2. Over-engineered to hell
Rust backend
LifeLab backend was vibe-written in rust despite it just being a simple web server. I could have probably written a (worse) fastapi server by myself but ended up spending $100 worth of claude code tokens to write it in rust. I initially thought for a rest API it doesn't matter, but the compiler actually found a lot of bugs and prevented claude code from getting away with slop. For vibe coded python I had to be fairly careful to review changes, but somehow for rust if it compiles, it just works?!
Python kernel
LifeLab includes a Python kernel for code execution. Data flows between Rust and Python via Apache Arrow's binary serialization. Do I need this to query a bunch of task blocks and show them? Probably not. It also generic JSON-RPC interface to integrate any scripting language to extend the system. As long as you define the notebook bindings, the rust backend handles all database operations. Right now there is support for Rhai just because I wanted to learn it, but I can add datalog and racket just because I can.
Analysis libraries
Python has huggingface and matplotlib installed by default, but you can define another data block with python requirements and install them on demand.

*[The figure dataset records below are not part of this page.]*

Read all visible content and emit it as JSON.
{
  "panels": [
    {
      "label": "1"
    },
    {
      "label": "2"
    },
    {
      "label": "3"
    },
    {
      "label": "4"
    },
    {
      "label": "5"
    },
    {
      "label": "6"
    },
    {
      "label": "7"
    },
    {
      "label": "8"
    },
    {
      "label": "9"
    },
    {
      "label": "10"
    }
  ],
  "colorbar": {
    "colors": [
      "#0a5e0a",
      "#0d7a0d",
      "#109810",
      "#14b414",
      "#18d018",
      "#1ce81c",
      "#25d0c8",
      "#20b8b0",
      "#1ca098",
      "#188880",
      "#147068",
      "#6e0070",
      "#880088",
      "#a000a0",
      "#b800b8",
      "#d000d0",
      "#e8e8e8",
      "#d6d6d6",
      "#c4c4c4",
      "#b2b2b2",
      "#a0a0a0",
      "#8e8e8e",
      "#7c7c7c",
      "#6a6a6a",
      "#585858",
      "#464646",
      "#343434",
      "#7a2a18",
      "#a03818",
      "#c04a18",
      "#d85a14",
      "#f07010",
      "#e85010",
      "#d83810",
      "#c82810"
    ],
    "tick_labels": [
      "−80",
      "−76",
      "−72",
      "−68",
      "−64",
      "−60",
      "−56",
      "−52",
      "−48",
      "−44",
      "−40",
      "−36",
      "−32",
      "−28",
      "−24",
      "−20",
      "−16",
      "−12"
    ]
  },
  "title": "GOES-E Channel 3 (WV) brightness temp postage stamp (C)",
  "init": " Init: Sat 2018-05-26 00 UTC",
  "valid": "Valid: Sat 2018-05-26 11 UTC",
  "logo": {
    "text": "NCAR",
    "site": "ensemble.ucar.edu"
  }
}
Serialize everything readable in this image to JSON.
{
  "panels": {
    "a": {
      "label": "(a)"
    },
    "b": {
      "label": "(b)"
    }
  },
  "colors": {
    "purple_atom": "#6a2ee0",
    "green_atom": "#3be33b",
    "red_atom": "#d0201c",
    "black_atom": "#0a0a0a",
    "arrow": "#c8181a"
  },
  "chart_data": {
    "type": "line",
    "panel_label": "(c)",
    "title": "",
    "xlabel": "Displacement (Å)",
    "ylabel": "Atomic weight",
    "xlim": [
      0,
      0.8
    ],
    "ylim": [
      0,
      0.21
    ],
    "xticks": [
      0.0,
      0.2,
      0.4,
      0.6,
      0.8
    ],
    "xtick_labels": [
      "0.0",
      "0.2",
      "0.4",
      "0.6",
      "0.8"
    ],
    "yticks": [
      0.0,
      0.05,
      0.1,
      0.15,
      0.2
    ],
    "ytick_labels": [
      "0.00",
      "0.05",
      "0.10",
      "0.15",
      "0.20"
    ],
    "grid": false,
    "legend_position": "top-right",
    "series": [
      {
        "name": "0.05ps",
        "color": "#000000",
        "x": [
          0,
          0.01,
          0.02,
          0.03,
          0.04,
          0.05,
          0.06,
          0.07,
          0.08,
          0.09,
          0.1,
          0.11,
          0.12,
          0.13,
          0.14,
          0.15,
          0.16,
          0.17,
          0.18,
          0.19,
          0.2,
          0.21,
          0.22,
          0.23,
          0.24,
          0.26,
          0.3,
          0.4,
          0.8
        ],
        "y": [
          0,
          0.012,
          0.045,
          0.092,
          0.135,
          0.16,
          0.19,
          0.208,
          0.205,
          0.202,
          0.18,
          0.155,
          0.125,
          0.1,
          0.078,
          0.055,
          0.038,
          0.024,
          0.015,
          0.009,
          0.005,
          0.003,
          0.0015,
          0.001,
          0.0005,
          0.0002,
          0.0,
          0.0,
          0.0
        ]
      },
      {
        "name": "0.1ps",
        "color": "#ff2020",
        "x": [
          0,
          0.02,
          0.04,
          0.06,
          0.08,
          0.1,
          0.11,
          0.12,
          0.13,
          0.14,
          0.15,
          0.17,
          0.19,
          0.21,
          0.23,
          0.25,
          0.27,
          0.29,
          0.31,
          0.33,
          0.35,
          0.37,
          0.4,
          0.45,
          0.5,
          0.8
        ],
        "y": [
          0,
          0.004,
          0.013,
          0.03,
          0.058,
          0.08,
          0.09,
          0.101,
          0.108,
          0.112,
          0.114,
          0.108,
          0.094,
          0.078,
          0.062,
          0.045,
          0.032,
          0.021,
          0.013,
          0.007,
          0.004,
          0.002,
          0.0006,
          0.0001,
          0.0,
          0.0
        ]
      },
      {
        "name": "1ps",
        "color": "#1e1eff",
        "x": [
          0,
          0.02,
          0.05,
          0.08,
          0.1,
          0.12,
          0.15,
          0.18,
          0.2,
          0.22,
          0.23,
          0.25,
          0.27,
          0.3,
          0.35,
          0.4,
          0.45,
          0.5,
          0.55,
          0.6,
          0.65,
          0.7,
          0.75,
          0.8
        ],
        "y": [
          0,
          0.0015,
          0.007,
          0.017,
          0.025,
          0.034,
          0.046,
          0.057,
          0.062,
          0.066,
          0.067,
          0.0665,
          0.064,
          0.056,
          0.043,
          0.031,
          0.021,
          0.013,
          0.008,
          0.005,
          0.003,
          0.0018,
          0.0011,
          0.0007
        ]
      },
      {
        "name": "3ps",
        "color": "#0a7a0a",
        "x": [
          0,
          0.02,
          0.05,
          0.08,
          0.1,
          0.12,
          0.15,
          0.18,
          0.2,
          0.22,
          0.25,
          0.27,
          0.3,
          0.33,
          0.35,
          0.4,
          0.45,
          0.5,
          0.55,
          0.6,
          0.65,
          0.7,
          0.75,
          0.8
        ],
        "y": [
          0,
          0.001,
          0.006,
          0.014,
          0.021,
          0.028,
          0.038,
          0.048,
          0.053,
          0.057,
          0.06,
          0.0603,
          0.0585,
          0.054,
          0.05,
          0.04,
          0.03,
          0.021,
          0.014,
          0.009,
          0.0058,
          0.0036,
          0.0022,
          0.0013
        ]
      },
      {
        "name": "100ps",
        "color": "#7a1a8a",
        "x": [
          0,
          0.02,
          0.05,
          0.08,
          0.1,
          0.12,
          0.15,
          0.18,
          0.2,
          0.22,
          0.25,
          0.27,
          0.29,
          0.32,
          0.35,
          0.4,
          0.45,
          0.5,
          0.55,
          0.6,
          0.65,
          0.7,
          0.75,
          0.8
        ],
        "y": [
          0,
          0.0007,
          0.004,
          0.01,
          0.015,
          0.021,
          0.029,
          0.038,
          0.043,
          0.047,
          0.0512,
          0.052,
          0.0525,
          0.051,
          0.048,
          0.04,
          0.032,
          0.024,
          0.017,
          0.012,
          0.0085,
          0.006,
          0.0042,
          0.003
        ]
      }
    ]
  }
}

Passkeys, PWA, all the bling
I have never done a fullstack app before so there was a lot of learning about authentication involved.
O(n) OCD
I tried to make it snappy and only run computations on demand with aggressive caching. One thing I am not happy about other note taking apps is the data schema. Notion is block-based, but every character run is a block, which makes for constant database joins. A paragraph can be like 50 blocks which just feels weirdly wrong to me. (also, most block based editors have this ever so slight latency which drives me nuts.) On the other hand, if you want to get tasks in emacs, you need to parse the text using regex. Now this is fast as fuck, but it is also O(N). Querying tasks or json objects in LifeLab and Notion is O(1) due to indexing. No parsing text files, no temporary databases, just single source of truth with some B-trees.
I tried to kill as many linear scans as possible by using SQL wrappers. I am fairly confident I am not able to implement a faster text data structure by myself. Does it matter for a text platform? Probably not. When code snippets create blocks, it is all collected by the rust endpoint and executed as a single transaction instead of blocking the database in a for loop.